Spellman had doubled the size of the Bohemia plant 10 years earlier to bring in house metal fabrication and machining work that had been done by subcontractors.
Earlier this month, Cuomo said 87 businesses and groups in the state, including Spellman, have endorsed his plan to raise the minimum wage to $15 per hour by 2018 in New York City and by 2021 in the rest of the state.
A Spellman spokeswoman last week confirmed support for Cuomo’s plan but couldn’t explain the contrast between that endorsement and the company’s decision to shift jobs to Mexico to reduce expenses.
“We don’t have any further information coming out . . . We support increasing the minimum wage to $15 per hour,” she said.
Cuomo spokesman Richard Azzopardi said yesterday the administration has reduced taxes to help businesses: “We’re proud to have the support of those who believe that full-time workers should not be condemned to a life of poverty.”

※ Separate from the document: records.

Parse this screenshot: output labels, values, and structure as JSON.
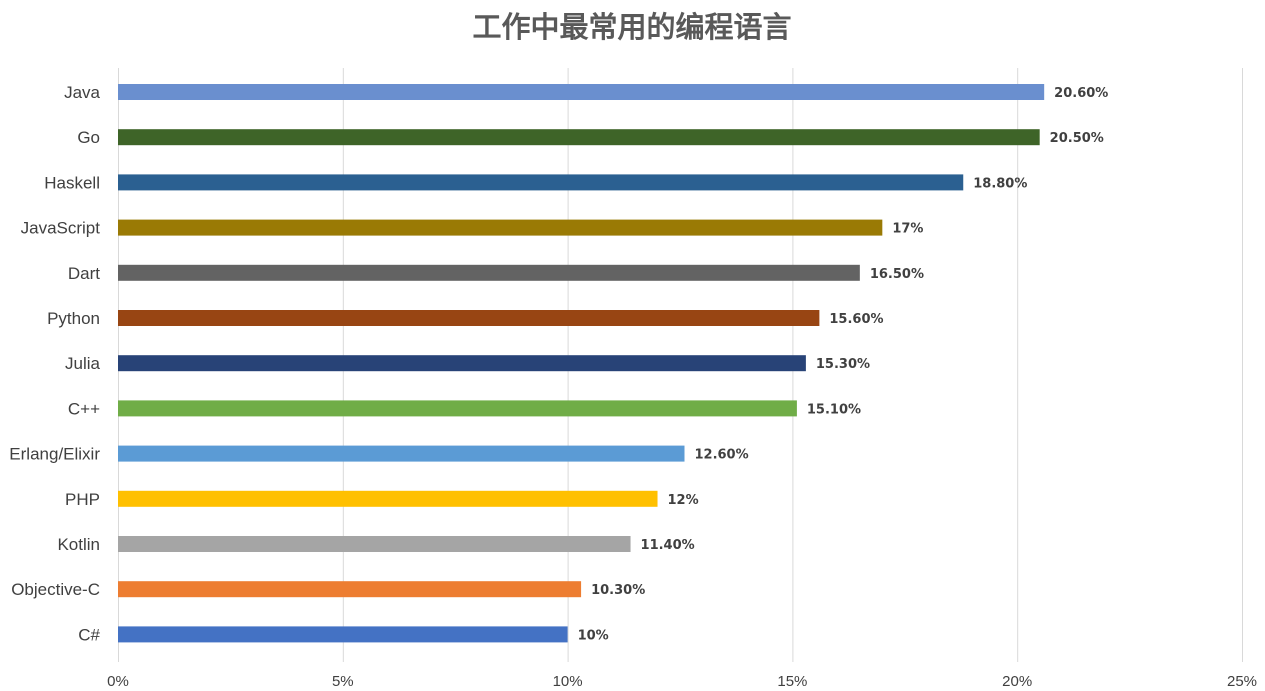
{
  "chart_data": {
    "type": "bar",
    "orientation": "horizontal",
    "title": "工作中最常用的编程语言",
    "xlabel": "",
    "ylabel": "",
    "xlim": [
      0,
      25
    ],
    "tick_values": [
      0,
      5,
      10,
      15,
      20,
      25
    ],
    "tick_labels": [
      "0%",
      "5%",
      "10%",
      "15%",
      "20%",
      "25%"
    ],
    "grid": true,
    "legend": "none",
    "categories": [
      "Java",
      "Go",
      "Haskell",
      "JavaScript",
      "Dart",
      "Python",
      "Julia",
      "C++",
      "Erlang/Elixir",
      "PHP",
      "Kotlin",
      "Objective-C",
      "C#"
    ],
    "values": [
      20.6,
      20.5,
      18.8,
      17,
      16.5,
      15.6,
      15.3,
      15.1,
      12.6,
      12,
      11.4,
      10.3,
      10
    ],
    "data_labels": [
      "20.60%",
      "20.50%",
      "18.80%",
      "17%",
      "16.50%",
      "15.60%",
      "15.30%",
      "15.10%",
      "12.60%",
      "12%",
      "11.40%",
      "10.30%",
      "10%"
    ],
    "colors": [
      "#6a8fcf",
      "#3e6428",
      "#2b6091",
      "#9a7a05",
      "#636363",
      "#984513",
      "#284377",
      "#70ad47",
      "#5b9bd5",
      "#ffc000",
      "#a5a5a5",
      "#ed7d31",
      "#4472c4"
    ]
  }
}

Raising the minimum wage is a key issue in ongoing negotiations between Cuomo and the State Legislature for the 2016-17 state budget, which must be adopted before Friday. Sources in the state Capitol said yesterday that talks are centered on a lower wage rate for upstate and a longer phase-in of the $15 rate in the New York City suburbs, including Long Island.
Spellman, founded in 1947, is headquartered in Hauppauge and has operations in upstate Valhalla and in Germany, Britain, Japan, China and South Korea. It has two factories in Matamoros, Mexico. The company’s workforce totals 1,400 people worldwide, including about 300 locally.
In addition to Spellman, local companies or business groups publicly endorsing Cuomo’s proposal include the Hauppauge-based Aerospace and Defense Diversification Alliance in Peacetime Transition, or ADDAPT; the American Hotel in Sag Harbor; Hempstead Coordinating Council of Civic Associations; the Long Island African- American Chamber of Commerce; and the ultraviolet lighting manufacturer Spectronics Corp. in Westbury.
Spectronics president Jon Cooper said, “A higher minimum wage will result in increased employee retention, lower hiring and training costs, fewer mistakes that cost time and money, and increased productivity.”
The Long Island Association, the region’s largest business group, has said it opposes a $15 minimum wage.